> For the complete documentation index, see [llms.txt](https://docs.pentaho.com/llms.txt). Markdown versions of documentation pages are available by appending `.md` to page URLs; this page is available as [Markdown](https://docs.pentaho.com/pdia-data-integration/10.2-data-integration/advanced-topics-pentaho-data-integration-overview/connecting-to-a-hadoop-cluster-with-the-pdi-client-article/access-the-apache-hadoop-driver-work-with-data-connecting-to-hadoop-cluster-with-pdi-client.md).

# Using the pre-installed Apache Hadoop driver

You can access and use the installed Apache Hadoop driver for HDFS copy file operations as well as for executing input and output transformations and jobs. The driver works with both secure and unsecured clusters. Because the driver pre-installed, you do not have to install a KAR file.

The supported big data steps in Pentaho include:

* [Avro Input](/pdia-data-integration/10.2-data-integration/pdi-transformation-steps-reference-overview/avro-input.md)
* [Avro Output](/pdia-data-integration/10.2-data-integration/pdi-transformation-steps-reference-overview/avro-output.md)
* [ORC Input](/pdia-data-integration/10.2-data-integration/pdi-transformation-steps-reference-overview/orc-input.md)
* [ORC Output](/pdia-data-integration/10.2-data-integration/pdi-transformation-steps-reference-overview/orc-output.md)
* [Parquet Input](/pdia-data-integration/10.2-data-integration/pdi-transformation-steps-reference-overview/parquet-input.md)
* [Parquet Output](/pdia-data-integration/10.2-data-integration/pdi-transformation-steps-reference-overview/parquet-output.md)

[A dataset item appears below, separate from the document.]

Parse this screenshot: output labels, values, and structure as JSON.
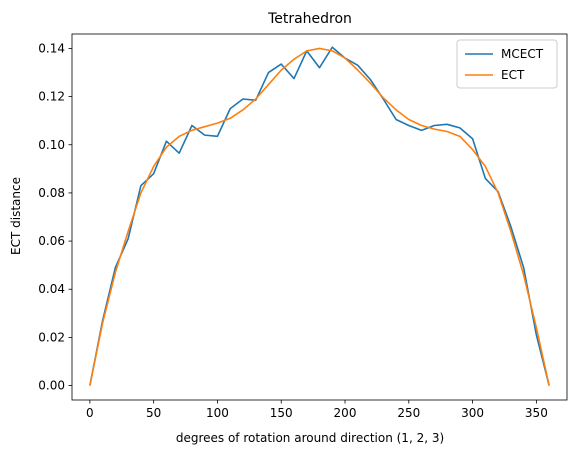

Both operating system file browsers and the Pentaho virtual file system browsers are supported, as well as basic HDFS and VFS operations. For more information, see [Connecting to Virtual File Systems](/pdia-data-integration/10.2-data-integration/data-integration-perspective-in-the-pdi-client/virtual-file-system-browser.md).

**Note:** Only Hadoop clusters that conform with standard Hadoop connection rules work with the Apache Hadoop Driver. For example, while EMR clusters may work, MapR does not work with this driver because the connection rules for MapR are not standard. The Apache Hadoop Driver is not intended to support higher level Hadoop operations such as Hive, HBase, Sqoop, and Oozie. If you require these operations, install the KAR file for the applicable vendor.


---

# Agent Instructions
This documentation is published with GitBook. GitBook is the documentation platform designed so that both humans and AI agents can read, navigate, and reason over technical content effectively. Learn more at gitbook.com.

## Querying This Documentation
If you need additional information that is not directly available in this page, you can query the documentation dynamically by asking a question.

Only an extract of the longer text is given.